No célebre ensaio The stranger, Simmel (1979 [1908]) descreve um tipo de estrangeiro especial, um estrangeiro próximo que encerra em si, simultaneamente, as qualidades opostas de distância e de proximidade, que lhe asseguram uma forma específica de interação social. O estrangeiro próximo de Simmel é elaborado a partir da condição do comerciante judeu na Europa no século XIX, enquanto a condição de estrangeiro que aqui descrevo apresenta configurações ligadas ao contexto chinês em particular, e que se consubstanciam na categoria de laowai.

Assim, ser laowai é uma forma particular de ser estrangeiro, constituída a partir de processos históricos, políticos, sociais e culturais específicos. Tal como os gregos, mencionados por Simmel (1979 [1908]), também os chineses ­consideravam bárbaros os povos que habitavam a periferia do Império na ­antiguidade (Gernet 1974-1975; Fairbank 1992; Dikötter 1992; Fay 1997). Ao longo dos séculos, a Grande Muralha funcionou como barreira que estabelecia os limites culturais (e por vezes também políticos) entre a China interior (nei), a sul, e a China exterior (wai), a norte (Gentelle 1994).[6] Este forte sentido de diferença cultural/civilizacional dos agricultores han em relação aos criadores de gado das estepes permaneceu, mesmo com a entrada destes povos nos limites do império e a conquista do poder dinástico em importantes ­períodos históricos (Dinastia Yuan ou Mongol, 1279-1368, e Dinastia Qing ou Manchu, 1644-1911), permanecendo para a história como dinastias estrangeiras (não han).
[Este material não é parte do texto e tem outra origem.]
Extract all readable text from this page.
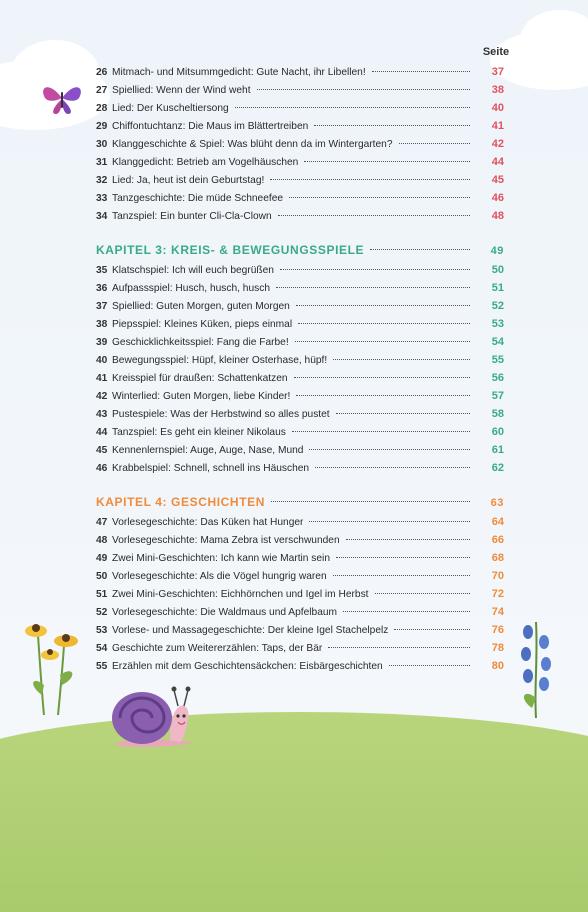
Seite
26 Mitmach- und Mitsummgedicht: Gute Nacht, ihr Libellen!	37
27 Spiellied: Wenn der Wind weht	38
28 Lied: Der Kuscheltiersong	40
29 Chiffontuchtanz: Die Maus im Blättertreiben	41
30 Klanggeschichte & Spiel: Was blüht denn da im Wintergarten?	42
31 Klanggedicht: Betrieb am Vogelhäuschen	44
32 Lied: Ja, heut ist dein Geburtstag!	45
33 Tanzgeschichte: Die müde Schneefee	46
34 Tanzspiel: Ein bunter Cli-Cla-Clown	48
KAPITEL 3: KREIS- & BEWEGUNGSSPIELE	49
35 Klatschspiel: Ich will euch begrüßen	50
36 Aufpassspiel: Husch, husch, husch	51
37 Spiellied: Guten Morgen, guten Morgen	52
38 Piepsspiel: Kleines Küken, pieps einmal	53
39 Geschicklichkeitsspiel: Fang die Farbe!	54
40 Bewegungsspiel: Hüpf, kleiner Osterhase, hüpf!	55
41 Kreisspiel für draußen: Schattenkatzen	56
42 Winterlied: Guten Morgen, liebe Kinder!	57
43 Pustespiele: Was der Herbstwind so alles pustet	58
44 Tanzspiel: Es geht ein kleiner Nikolaus	60
45 Kennenlernspiel: Auge, Auge, Nase, Mund	61
46 Krabbelspiel: Schnell, schnell ins Häuschen	62
KAPITEL 4: GESCHICHTEN	63
47 Vorlesegeschichte: Das Küken hat Hunger	64
48 Vorlesegeschichte: Mama Zebra ist verschwunden	66
49 Zwei Mini-Geschichten: Ich kann wie Martin sein	68
50 Vorlesegeschichte: Als die Vögel hungrig waren	70
51 Zwei Mini-Geschichten: Eichhörnchen und Igel im Herbst	72
52 Vorlesegeschichte: Die Waldmaus und Apfelbaum	74
53 Vorlese- und Massagegeschichte: Der kleine Igel Stachelpelz	76
54 Geschichte zum Weitererzählen: Taps, der Bär	78
55 Erzählen mit dem Geschichtensäckchen: Eisbärgeschichten	80
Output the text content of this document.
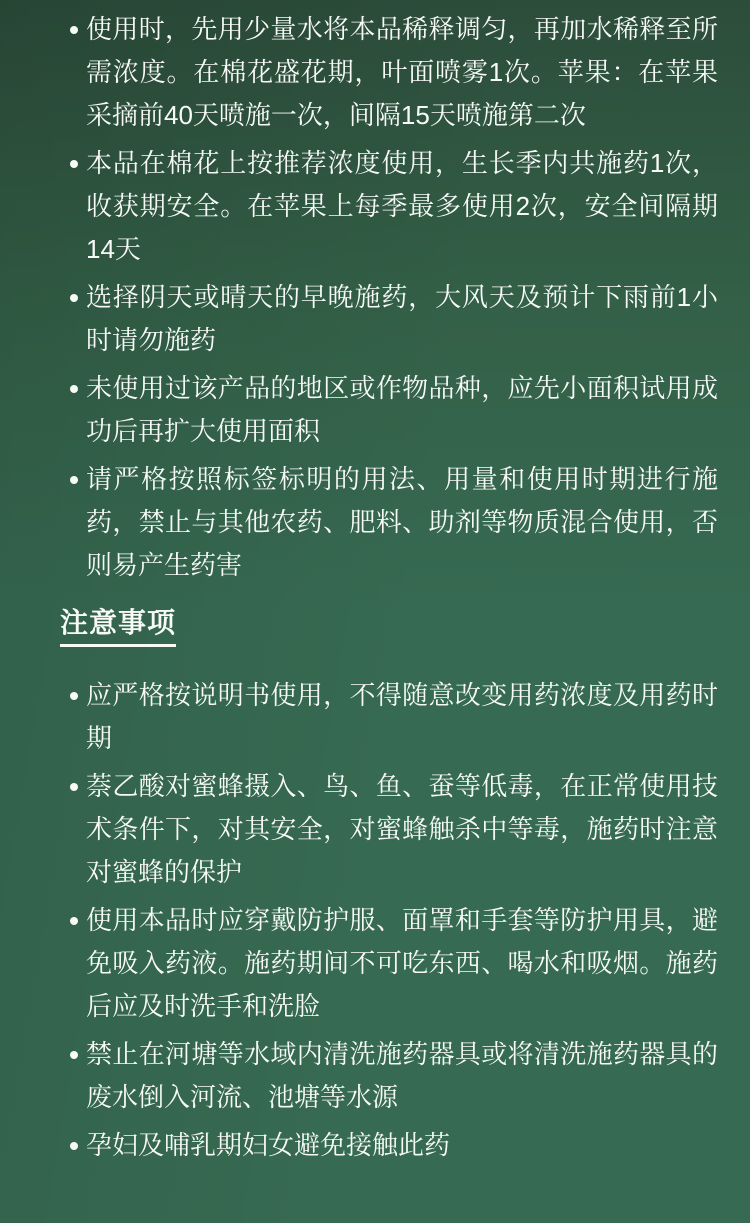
使用时，先用少量水将本品稀释调匀，再加水稀释至所需浓度。在棉花盛花期，叶面喷雾1次。苹果：在苹果采摘前40天喷施一次，间隔15天喷施第二次
本品在棉花上按推荐浓度使用，生长季内共施药1次，收获期安全。在苹果上每季最多使用2次，安全间隔期14天
选择阴天或晴天的早晚施药，大风天及预计下雨前1小时请勿施药
未使用过该产品的地区或作物品种，应先小面积试用成功后再扩大使用面积
请严格按照标签标明的用法、用量和使用时期进行施药，禁止与其他农药、肥料、助剂等物质混合使用，否则易产生药害
注意事项
应严格按说明书使用，不得随意改变用药浓度及用药时期
萘乙酸对蜜蜂摄入、鸟、鱼、蚕等低毒，在正常使用技术条件下，对其安全，对蜜蜂触杀中等毒，施药时注意对蜜蜂的保护
使用本品时应穿戴防护服、面罩和手套等防护用具，避免吸入药液。施药期间不可吃东西、喝水和吸烟。施药后应及时洗手和洗脸
禁止在河塘等水域内清洗施药器具或将清洗施药器具的废水倒入河流、池塘等水源
孕妇及哺乳期妇女避免接触此药
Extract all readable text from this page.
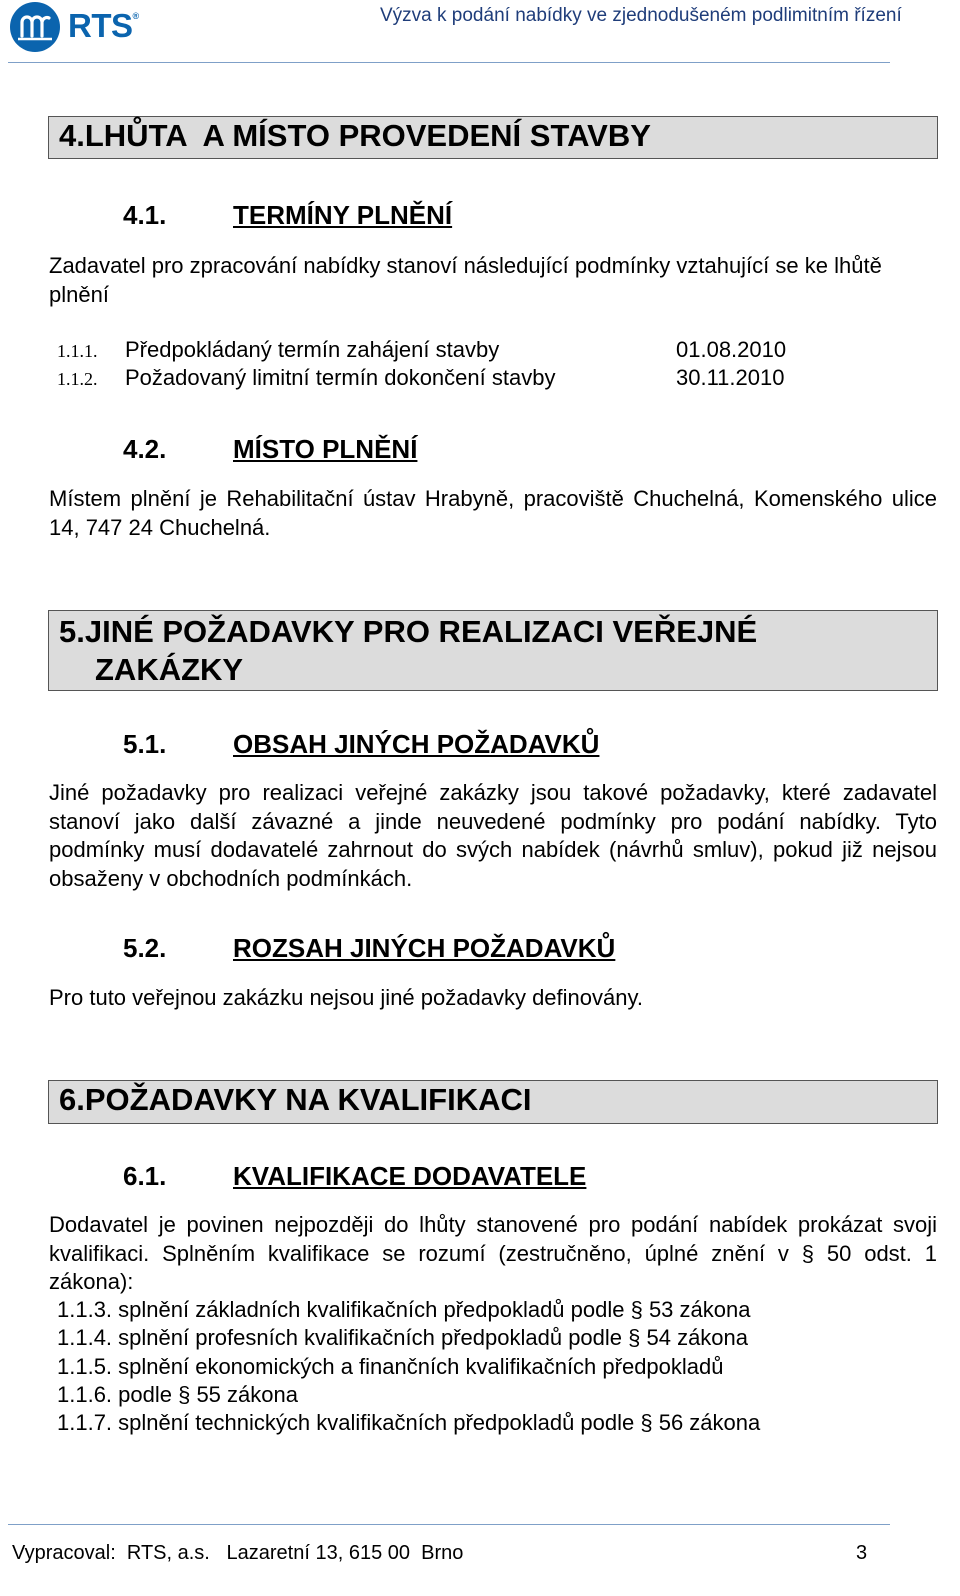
RTS®	Výzva k podání nabídky ve zjednodušeném podlimitním řízení
4.LHŮTA  A MÍSTO PROVEDENÍ STAVBY
4.1.	TERMÍNY PLNĚNÍ
Zadavatel pro zpracování nabídky stanoví následující podmínky vztahující se ke lhůtě plnění
1.1.1. Předpokládaný termín zahájení stavby	01.08.2010
1.1.2. Požadovaný limitní termín dokončení stavby	30.11.2010
4.2.	MÍSTO PLNĚNÍ
Místem plnění je Rehabilitační ústav Hrabyně, pracoviště Chuchelná, Komenského ulice 14, 747 24 Chuchelná.
5.JINÉ POŽADAVKY PRO REALIZACI VEŘEJNÉ
ZAKÁZKY
5.1.	OBSAH JINÝCH POŽADAVKŮ
Jiné požadavky pro realizaci veřejné zakázky jsou takové požadavky, které zadavatel stanoví jako další závazné a jinde neuvedené podmínky pro podání nabídky. Tyto podmínky musí dodavatelé zahrnout do svých nabídek (návrhů smluv), pokud již nejsou obsaženy v obchodních podmínkách.
5.2.	ROZSAH JINÝCH POŽADAVKŮ
Pro tuto veřejnou zakázku nejsou jiné požadavky definovány.
6.POŽADAVKY NA KVALIFIKACI
6.1.	KVALIFIKACE DODAVATELE
Dodavatel je povinen nejpozději do lhůty stanovené pro podání nabídek prokázat svoji kvalifikaci. Splněním kvalifikace se rozumí (zestručněno, úplné znění v § 50 odst. 1 zákona):
1.1.3. splnění základních kvalifikačních předpokladů podle § 53 zákona
1.1.4. splnění profesních kvalifikačních předpokladů podle § 54 zákona
1.1.5. splnění ekonomických a finančních kvalifikačních předpokladů
1.1.6. podle § 55 zákona
1.1.7. splnění technických kvalifikačních předpokladů podle § 56 zákona
Vypracoval:  RTS, a.s.   Lazaretní 13, 615 00  Brno	3
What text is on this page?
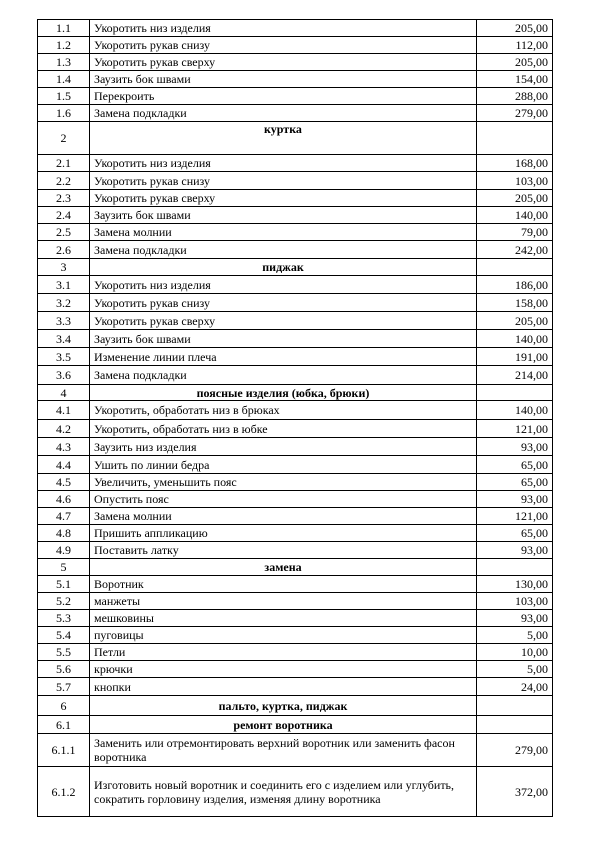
1.1	Укоротить низ изделия	205,00
1.2	Укоротить рукав снизу	112,00
1.3	Укоротить рукав сверху	205,00
1.4	Заузить бок швами	154,00
1.5	Перекроить	288,00
1.6	Замена подкладки	279,00
2	куртка	
2.1	Укоротить низ изделия	168,00
2.2	Укоротить рукав снизу	103,00
2.3	Укоротить рукав сверху	205,00
2.4	Заузить бок швами	140,00
2.5	Замена молнии	79,00
2.6	Замена подкладки	242,00
3	пиджак	
3.1	Укоротить низ изделия	186,00
3.2	Укоротить рукав снизу	158,00
3.3	Укоротить рукав сверху	205,00
3.4	Заузить бок швами	140,00
3.5	Изменение линии плеча	191,00
3.6	Замена подкладки	214,00
4	поясные изделия (юбка, брюки)	
4.1	Укоротить, обработать низ в брюках	140,00
4.2	Укоротить, обработать низ в юбке	121,00
4.3	Заузить низ изделия	93,00
4.4	Ушить по линии бедра	65,00
4.5	Увеличить, уменьшить пояс	65,00
4.6	Опустить пояс	93,00
4.7	Замена молнии	121,00
4.8	Пришить аппликацию	65,00
4.9	Поставить латку	93,00
5	замена	
5.1	Воротник	130,00
5.2	манжеты	103,00
5.3	мешковины	93,00
5.4	пуговицы	5,00
5.5	Петли	10,00
5.6	крючки	5,00
5.7	кнопки	24,00
6	пальто, куртка, пиджак	
6.1	ремонт воротника	
6.1.1	Заменить или отремонтировать верхний воротник или заменить фасон воротника	279,00
6.1.2	Изготовить новый воротник и соединить его с изделием или углубить, сократить горловину изделия, изменяя длину воротника	372,00
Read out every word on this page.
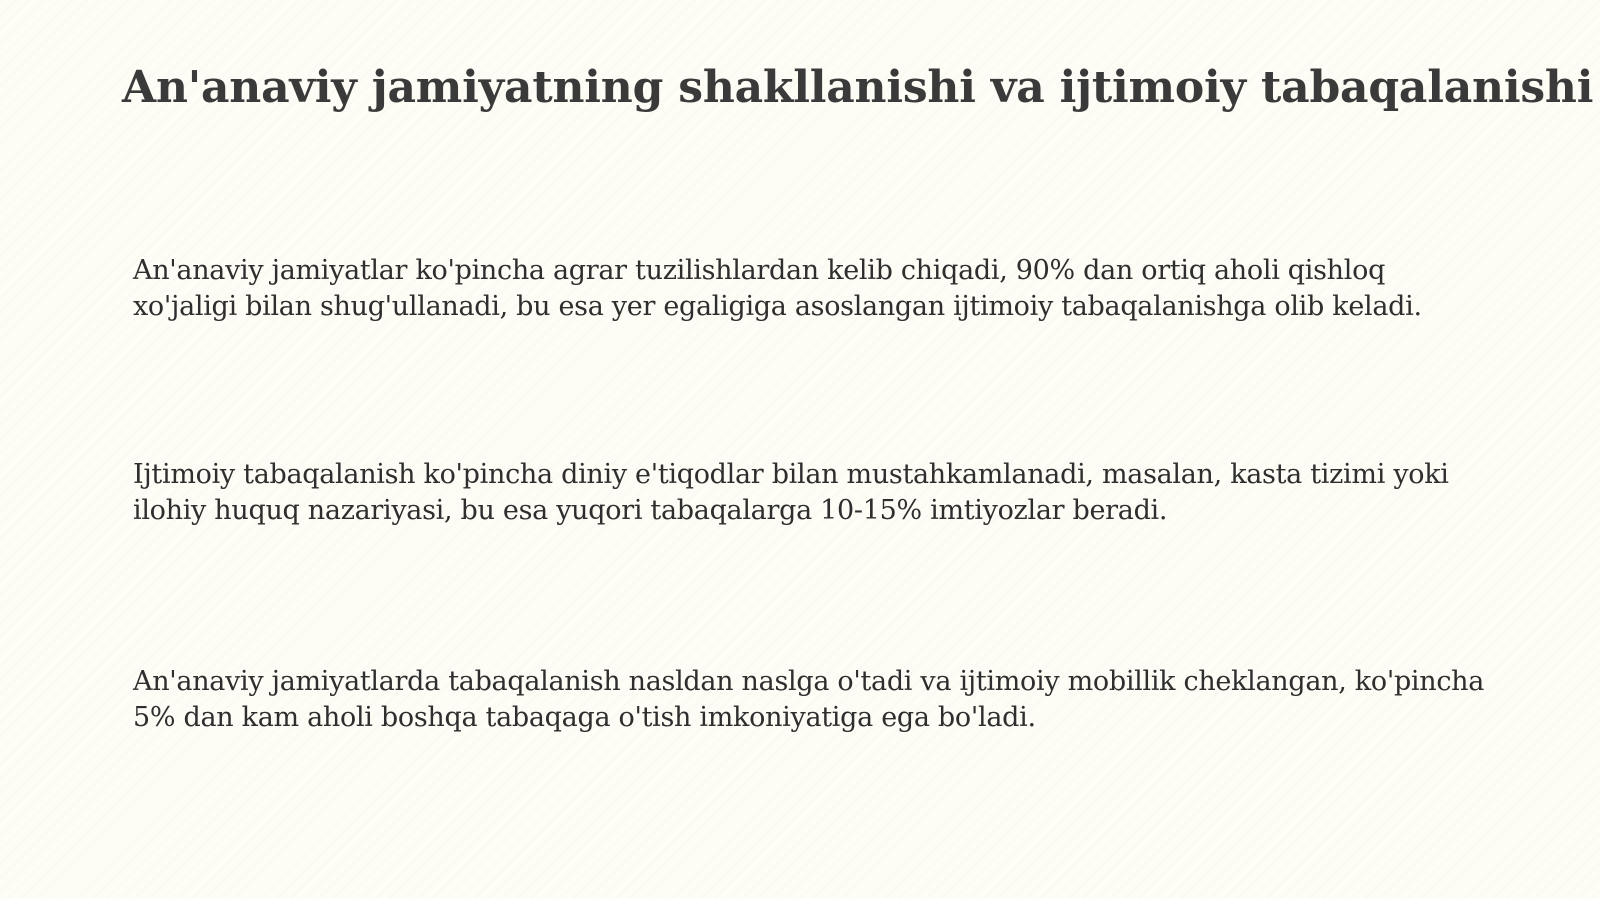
An'anaviy jamiyatning shakllanishi va ijtimoiy tabaqalanishi

An'anaviy jamiyatlar ko'pincha agrar tuzilishlardan kelib chiqadi, 90% dan ortiq aholi qishloq xo'jaligi bilan shug'ullanadi, bu esa yer egaligiga asoslangan ijtimoiy tabaqalanishga olib keladi.

Ijtimoiy tabaqalanish ko'pincha diniy e'tiqodlar bilan mustahkamlanadi, masalan, kasta tizimi yoki ilohiy huquq nazariyasi, bu esa yuqori tabaqalarga 10-15% imtiyozlar beradi.

An'anaviy jamiyatlarda tabaqalanish nasldan naslga o'tadi va ijtimoiy mobillik cheklangan, ko'pincha 5% dan kam aholi boshqa tabaqaga o'tish imkoniyatiga ega bo'ladi.
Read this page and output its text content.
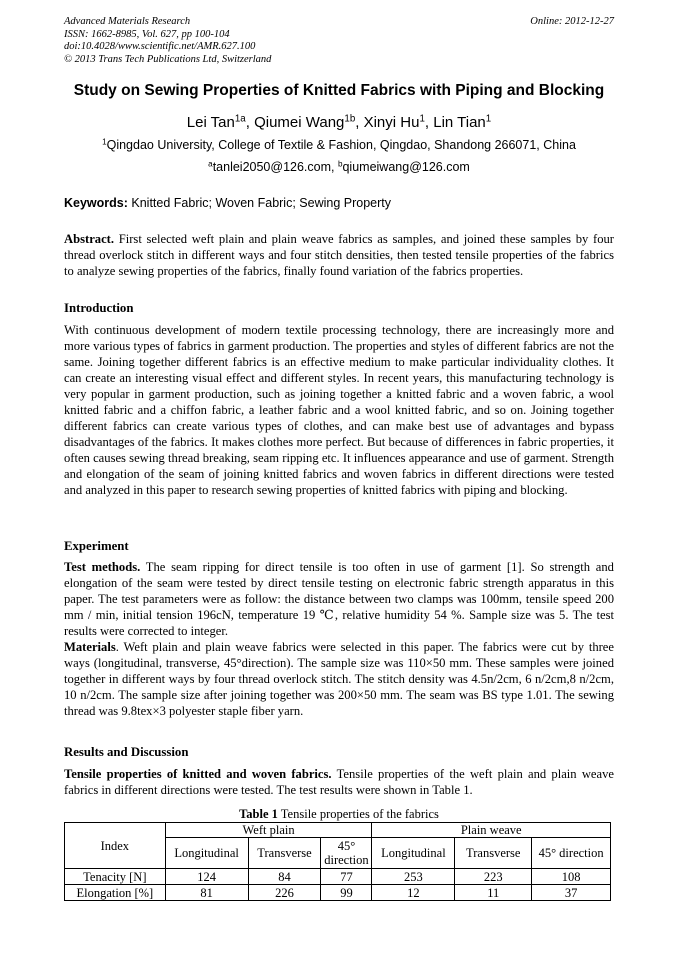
Advanced Materials Research
ISSN: 1662-8985, Vol. 627, pp 100-104
doi:10.4028/www.scientific.net/AMR.627.100
© 2013 Trans Tech Publications Ltd, Switzerland
Online: 2012-12-27
Study on Sewing Properties of Knitted Fabrics with Piping and Blocking
Lei Tan$^{1a}$, Qiumei Wang$^{1b}$, Xinyi Hu$^1$, Lin Tian$^1$
$^1$Qingdao University, College of Textile & Fashion, Qingdao, Shandong 266071, China
$^a$tanlei2050@126.com, $^b$qiumeiwang@126.com
Keywords: Knitted Fabric; Woven Fabric; Sewing Property
Abstract. First selected weft plain and plain weave fabrics as samples, and joined these samples by four thread overlock stitch in different ways and four stitch densities, then tested tensile properties of the fabrics to analyze sewing properties of the fabrics, finally found variation of the fabrics properties.
Introduction
With continuous development of modern textile processing technology, there are increasingly more and more various types of fabrics in garment production. The properties and styles of different fabrics are not the same. Joining together different fabrics is an effective medium to make particular individuality clothes. It can create an interesting visual effect and different styles. In recent years, this manufacturing technology is very popular in garment production, such as joining together a knitted fabric and a woven fabric, a wool knitted fabric and a chiffon fabric, a leather fabric and a wool knitted fabric, and so on. Joining together different fabrics can create various types of clothes, and can make best use of advantages and bypass disadvantages of the fabrics. It makes clothes more perfect. But because of differences in fabric properties, it often causes sewing thread breaking, seam ripping etc. It influences appearance and use of garment. Strength and elongation of the seam of joining knitted fabrics and woven fabrics in different directions were tested and analyzed in this paper to research sewing properties of knitted fabrics with piping and blocking.
Experiment
Test methods. The seam ripping for direct tensile is too often in use of garment [1]. So strength and elongation of the seam were tested by direct tensile testing on electronic fabric strength apparatus in this paper. The test parameters were as follow: the distance between two clamps was 100mm, tensile speed 200 mm / min, initial tension 196cN, temperature 19 ℃, relative humidity 54 %. Sample size was 5. The test results were corrected to integer.
Materials. Weft plain and plain weave fabrics were selected in this paper. The fabrics were cut by three ways (longitudinal, transverse, 45°direction). The sample size was 110×50 mm. These samples were joined together in different ways by four thread overlock stitch. The stitch density was 4.5n/2cm, 6 n/2cm,8 n/2cm, 10 n/2cm. The sample size after joining together was 200×50 mm. The seam was BS type 1.01. The sewing thread was 9.8tex×3 polyester staple fiber yarn.
Results and Discussion
Tensile properties of knitted and woven fabrics. Tensile properties of the weft plain and plain weave fabrics in different directions were tested. The test results were shown in Table 1.
Table 1 Tensile properties of the fabrics
Index	Weft plain			Plain weave		
	Longitudinal	Transverse	45° direction	Longitudinal	Transverse	45° direction
Tenacity [N]	124	84	77	253	223	108
Elongation [%]	81	226	99	12	11	37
Ainda que as ligações às regiões ocidentais do continente eurasiático, primeiro pela Rota da Seda e posteriormente pelas rotas marítimas, tivessem feito chegar estrangeiros ocidentais, nomeadamente jesuítas, à corte imperial chinesa, pelo menos desde o século XVI, a gestão das relações com os estrangeiros seguiu enquadrada no modelo de relações com os povos bárbaros das estepes. O Império chinês entendia-se a si próprio como tian xia diyi ' o primeiro país debaixo do Céu ', e o Imperador, detentor do título de Filho do Céu, seria o seu representante máximo na Terra. Todos os outros povos e reinos eram entendidos como inferiores e seus tributários (Gernet 1974-1975).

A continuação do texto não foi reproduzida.